The surprises and letdowns of Mexico
There is no doubt that Mexico has exceeded expectations at this stage in the World Cup. Four points in the first two games is always impressive, but even more so if one were to consider what the national team has gone through recently.
Drama with Carlos Vela, multiple coaching changes, and a dissatisfied fan base all seemed to come together at the most inopportune time last year. Intertwined with Mexico's losses, it became a perfect storm that was redirecting El Tri's plans for the World Cup.
Yet, here Mexico remains. Emerging from the storm with plenty to be proud of but also with unexpected performances from certain members of their team. Some players have held strong for Mexico through the first two matches while others have become nonexistent.
Let's discuss those who have either surprised fans' expectations or completely let them down.
From Miguel Herrera's new arsenal of players, Miguel Layun looked like one of the most threatening. The wingback is devastatingly quick and doesn't seem to ever tire from his runs. Rumor has it that multiple European teams are interested in his services and a great World Cup would have been a perfect way to introduce himself to a global audience.
The quick and agile Layun that I described has yet to appear for Mexico in the World Cup. The wingback has started in both games for El Tri but failed to make an impact in either game. Layun has had the same story in both of his opportunities: dangerous during the initial moments of the match and then gradually fading into the background.
It can be argued that Layun had a great cross for Javier Hernandez against Cameroon late into the game, but even considering that as his highlight so far is shocking for a player of his quality.
When it comes to do doing well for club and country, Hector Moreno always comes to mind.
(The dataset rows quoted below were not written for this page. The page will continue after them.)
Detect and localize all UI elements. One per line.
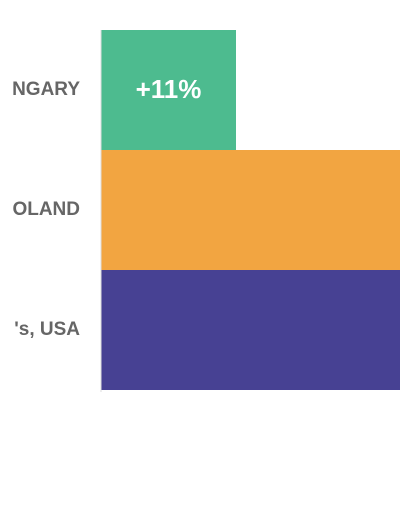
bar: [101, 150, 400, 270]
category-label: OLAND: [12, 199, 80, 220]
bar: [101, 270, 400, 390]
bar: [101, 30, 236, 150]
category-label: 's, USA: [14, 319, 80, 340]
category-label: NGARY: [12, 79, 80, 100]
value-label: +11%: [136, 74, 202, 104]
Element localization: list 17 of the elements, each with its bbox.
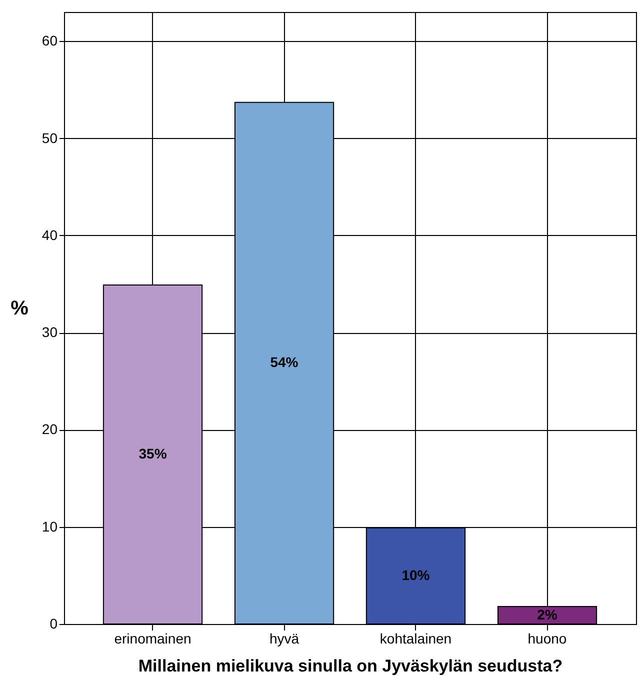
- data-label: 35%: [138, 445, 168, 462]
- y-tick-label: 40: [42, 226, 58, 243]
- y-tick-label: 0: [50, 616, 58, 632]
- y-axis-title: %: [10, 298, 29, 320]
- x-tick-label: kohtalainen: [380, 630, 452, 646]
- y-tick-label: 60: [42, 32, 58, 49]
- y-tick-label: 10: [42, 518, 58, 534]
- y-tick-label: 30: [42, 324, 58, 340]
- x-tick-label: hyvä: [269, 630, 300, 646]
- y-tick-label: 50: [42, 130, 58, 146]
- data-label: 2%: [537, 606, 558, 622]
- x-tick-label: erinomainen: [114, 630, 192, 646]
- x-axis-title: Millainen mielikuva sinulla on Jyväskylän seudusta?: [138, 656, 563, 676]
- x-tick-label: huono: [528, 630, 567, 646]
- data-label: 54%: [270, 354, 299, 370]
- y-tick-label: 20: [42, 421, 58, 438]
- data-label: 10%: [402, 566, 430, 583]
Moreno has been fantastic with Espanyol and seems to have already outgrown the mid-table La Liga side, which many players in Mexico wish they could say. The 26-year-old is Mexico's best defender but really needs to begin playing like it.
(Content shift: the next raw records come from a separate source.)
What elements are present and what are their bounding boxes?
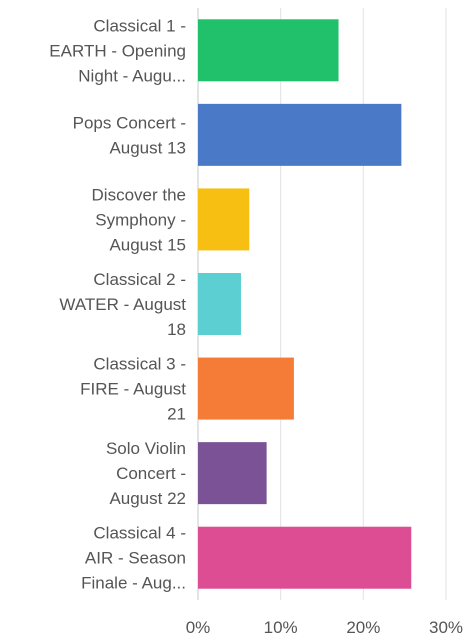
category-label-line: Classical 1 - <box>93 16 186 35</box>
category-label-line: Solo Violin <box>106 439 186 458</box>
category-label-line: Pops Concert - <box>73 113 186 132</box>
tick-label-layer: 0% 10% 20% 30% <box>186 618 463 636</box>
category-label-line: Discover the <box>92 185 186 204</box>
category-label-line: FIRE - August <box>80 380 186 399</box>
category-label: Solo Violin Concert - August 22 <box>106 439 186 508</box>
category-label: Pops Concert - August 13 <box>73 113 186 157</box>
category-label-line: August 22 <box>109 489 186 508</box>
bar <box>198 273 241 335</box>
x-tick-label: 30% <box>429 618 463 636</box>
category-label: Classical 3 - FIRE - August 21 <box>80 355 186 424</box>
category-label-line: Concert - <box>116 464 186 483</box>
bar <box>198 103 402 166</box>
bar-layer <box>198 19 412 589</box>
category-label-line: 18 <box>167 320 186 339</box>
category-label-line: EARTH - Opening <box>49 41 186 60</box>
category-label-line: AIR - Season <box>85 549 186 568</box>
bar <box>198 19 339 82</box>
category-label: Classical 4 - AIR - Season Finale - Aug... <box>81 524 186 593</box>
category-label-line: August 15 <box>109 235 186 254</box>
category-label-line: Finale - Aug... <box>81 574 186 593</box>
x-tick-label: 0% <box>186 618 211 636</box>
category-label-line: Night - Augu... <box>78 66 186 85</box>
bar <box>198 357 294 420</box>
category-label-layer: Classical 1 - EARTH - Opening Night - Augu… <box>49 16 186 592</box>
category-label-line: August 13 <box>109 138 186 157</box>
category-label-line: Classical 3 - <box>93 355 186 374</box>
x-tick-label: 20% <box>346 618 380 636</box>
category-label-line: Symphony - <box>95 210 186 229</box>
category-label: Classical 2 - WATER - August 18 <box>59 270 186 339</box>
category-label: Classical 1 - EARTH - Opening Night - Augu… <box>49 16 186 85</box>
category-label: Discover the Symphony - August 15 <box>92 185 186 254</box>
bar <box>198 188 250 251</box>
x-tick-label: 10% <box>264 618 298 636</box>
bar <box>198 526 412 589</box>
category-label-line: Classical 4 - <box>93 524 186 543</box>
category-label-line: Classical 2 - <box>93 270 186 289</box>
bar <box>198 442 267 505</box>
category-label-line: 21 <box>167 405 186 424</box>
category-label-line: WATER - August <box>59 295 186 314</box>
Perhaps it is the line the back three keep or a slow transition to the national team, but Moreno looks a bit awkward in defense. It's hard to explain because he hasn't exactly been terrible, but he doesn't look nearly as confident or comfortable as he has in the past. Given the potential for Rafael Marquez and Francisco Rodriguez to implode, it is imperative that Moreno steps up his game.
Jose Juan Vazquez
At 5-foot-5, Jose Juan Vazquez has shown up as an unlikely hero for the Mexican national team. Vazquez began his soccer career in the Mexican fourth division but has somehow worked his way up to a starting spot in the national team. It's astonishing for me to even assume that a 26-year-old player who made his debut in second-division Mexican soccer in 2011 (that's right, his second-division debut was three years ago) is now one of Mexico's most solid players in the starting XI.
Vazquez's story reads like a futbol fairy tale. It may be too late for him to make an impact on the European scene, but you never know if his form continues during the rest of the tournament.
Who is this player? I'm convinced that something along the lines of "Freaky Friday" happened between Andres Guardado and Hector Herrera recently.
Guardado has looked dangerous with the ball, creative with his passes, and seems to be itching to score a long-range shot on net. A month ago, it was a bit of a shock to learn that Guardado had sneaked onto the team after the terrible performances that he had for Valencia and Bayer Leverkusen. Yet, two matches into the World Cup and Guardado looks like one of Mexico's best players.
Maybe this was the exact motivation that the veteran needed at this point in his career. Guardado, with 106 caps at 27 years old, still has time to make a resurgence and is making the right steps toward doing so.